Но здесь я хочу отметить, что если сегодняшняя Болгария повторяет то, что они делают в Москве, то в старой «буржуазно-фашистско-монархо-мракобесной» стране (как ее рисует, например, Богомил Райнов) режим никогда не делал попыток стереть из сознания болгарских граждан таких художников-коммунистов, как Смирненский и Вапцаров. Даже в разгар войны в княжеском Доме культуры свободно брали советские книги, а еще я помню вечер, на котором читали Смирненского, да еще и в присутствии чиновников. Потому что всегда был кто-то, кто чувствовал, что полиция не может решать вещи, выходящие за рамки ее полномочий. Еще более показателен пример одного из величайших поэтов века, американца Эзры Паунда. Он был великим поэтом и в то же время убежденным сторонником фашистской Италии и нацистской Германии. Всю войну Паунд наиболее активно сражался против Америки и ее союзников.Когда война закончилась и он попал в плен, истеричные люди попытались спешно ликвидировать его, вынеся смертный приговор. И если бы он был советским гражданином, ему бы ничто не помогло. Но демократия остается демократией до тех пор, пока она толерантна. Внезапно трезвые люди вспомнили, что это величайший поэт Америки, патриарх мировой поэзии – и спасли его. Эзра Паунд не остался в Америке, а вернулся в любимую Италию, где недавно умер. Но за все эти годы никто ни на Западе, ни в Америке даже не подумал стереть имя поэта из сознания людей, запретить его произведения.

Это подводит меня к самому важному и последнему моменту. Потому что режимы в диктаторских странах относятся к своим гражданам как к дебилам, которым нужно постоянно говорить, что черное, а что белое, хотя природа дала им по два глаза. Потому что эти режимы не позволяют своим гражданам решать, слушать Ростроповича или нет, читать Солженицына или нет, смотреть «Эрнста Неизвестного» или нет. Кажется, что либо кто-то в верхах советского государства умирает от истерического страха, либо все здание настолько пусто, что его может поколебать даже музыка виолончелиста. Можно ли действительно серьезно относиться к режиму, стирающему имена музыкантов и писателей, можно ли хоть на секунду поверить в такую ​​идеологию, использующую весь репертуар средневековых анафем.

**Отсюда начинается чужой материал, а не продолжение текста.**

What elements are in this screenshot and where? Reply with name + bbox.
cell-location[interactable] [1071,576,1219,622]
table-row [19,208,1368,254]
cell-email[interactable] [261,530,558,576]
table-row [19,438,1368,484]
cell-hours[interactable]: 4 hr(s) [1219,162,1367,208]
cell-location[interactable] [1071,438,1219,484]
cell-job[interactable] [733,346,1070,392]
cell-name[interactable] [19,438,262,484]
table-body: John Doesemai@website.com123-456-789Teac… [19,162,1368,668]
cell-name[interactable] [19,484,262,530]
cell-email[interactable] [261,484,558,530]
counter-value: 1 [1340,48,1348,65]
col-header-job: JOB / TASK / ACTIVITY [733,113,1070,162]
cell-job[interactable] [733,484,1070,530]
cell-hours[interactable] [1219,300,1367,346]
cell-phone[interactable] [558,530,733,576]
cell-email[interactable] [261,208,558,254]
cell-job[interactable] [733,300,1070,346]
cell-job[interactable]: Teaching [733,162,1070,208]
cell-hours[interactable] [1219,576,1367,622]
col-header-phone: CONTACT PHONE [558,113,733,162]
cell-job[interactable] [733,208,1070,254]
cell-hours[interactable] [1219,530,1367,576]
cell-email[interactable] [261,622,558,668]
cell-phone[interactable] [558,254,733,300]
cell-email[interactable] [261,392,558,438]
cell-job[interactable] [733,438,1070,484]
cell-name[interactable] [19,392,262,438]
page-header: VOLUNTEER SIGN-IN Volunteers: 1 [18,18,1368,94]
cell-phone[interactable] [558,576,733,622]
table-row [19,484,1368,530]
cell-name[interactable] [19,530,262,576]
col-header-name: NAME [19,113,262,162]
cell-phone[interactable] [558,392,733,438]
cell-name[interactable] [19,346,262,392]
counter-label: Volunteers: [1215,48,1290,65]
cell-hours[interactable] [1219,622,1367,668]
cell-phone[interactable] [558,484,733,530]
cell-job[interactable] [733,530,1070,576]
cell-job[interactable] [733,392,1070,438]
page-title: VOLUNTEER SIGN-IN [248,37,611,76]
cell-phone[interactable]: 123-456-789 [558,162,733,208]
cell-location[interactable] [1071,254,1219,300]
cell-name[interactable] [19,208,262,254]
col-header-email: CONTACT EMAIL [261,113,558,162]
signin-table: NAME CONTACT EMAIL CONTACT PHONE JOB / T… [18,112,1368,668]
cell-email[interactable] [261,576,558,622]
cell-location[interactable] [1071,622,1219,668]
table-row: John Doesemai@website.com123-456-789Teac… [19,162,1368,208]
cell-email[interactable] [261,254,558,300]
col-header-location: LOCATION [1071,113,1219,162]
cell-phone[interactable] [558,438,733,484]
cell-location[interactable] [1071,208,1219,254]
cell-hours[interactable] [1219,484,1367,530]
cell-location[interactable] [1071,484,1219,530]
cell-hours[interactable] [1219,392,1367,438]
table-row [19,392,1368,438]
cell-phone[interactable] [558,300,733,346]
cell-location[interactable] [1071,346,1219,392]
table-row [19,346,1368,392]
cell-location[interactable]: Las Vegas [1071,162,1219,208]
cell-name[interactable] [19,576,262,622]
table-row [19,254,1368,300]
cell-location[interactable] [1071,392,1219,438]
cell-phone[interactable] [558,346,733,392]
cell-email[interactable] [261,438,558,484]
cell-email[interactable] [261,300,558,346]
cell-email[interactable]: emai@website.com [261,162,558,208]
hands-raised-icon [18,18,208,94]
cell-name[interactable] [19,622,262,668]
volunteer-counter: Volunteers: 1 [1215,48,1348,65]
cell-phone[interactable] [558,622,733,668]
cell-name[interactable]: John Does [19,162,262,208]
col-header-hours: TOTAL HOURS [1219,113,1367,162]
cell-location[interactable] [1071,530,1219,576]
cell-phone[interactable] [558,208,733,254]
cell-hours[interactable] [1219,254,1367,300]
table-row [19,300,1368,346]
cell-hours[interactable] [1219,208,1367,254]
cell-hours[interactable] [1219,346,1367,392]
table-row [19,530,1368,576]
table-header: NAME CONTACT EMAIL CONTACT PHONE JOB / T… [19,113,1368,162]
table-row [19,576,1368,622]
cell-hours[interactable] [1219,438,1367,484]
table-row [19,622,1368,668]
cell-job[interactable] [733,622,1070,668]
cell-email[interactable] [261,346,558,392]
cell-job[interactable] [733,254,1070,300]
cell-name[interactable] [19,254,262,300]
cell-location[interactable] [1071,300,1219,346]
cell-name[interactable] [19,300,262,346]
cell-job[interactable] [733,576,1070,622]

Я уверен, что время рассудит это время ясно и категорично, как это всегда было до сих пор. Я уверен, что оно вернет советскому народу и Ростроповича, и Соженицына, как вернуло немцам Томаса Манна, как вернуло испанцам Бунюэля, Пикассо и Казальса, как вернуло чехам Когоута и Гавела. Потому что только больной ум может произнести такое предложение:

"Был один, но теперь его нет и никогда не было !"

Эссе публикуется впервые с любезного разрешения © г-на Любена Маркова.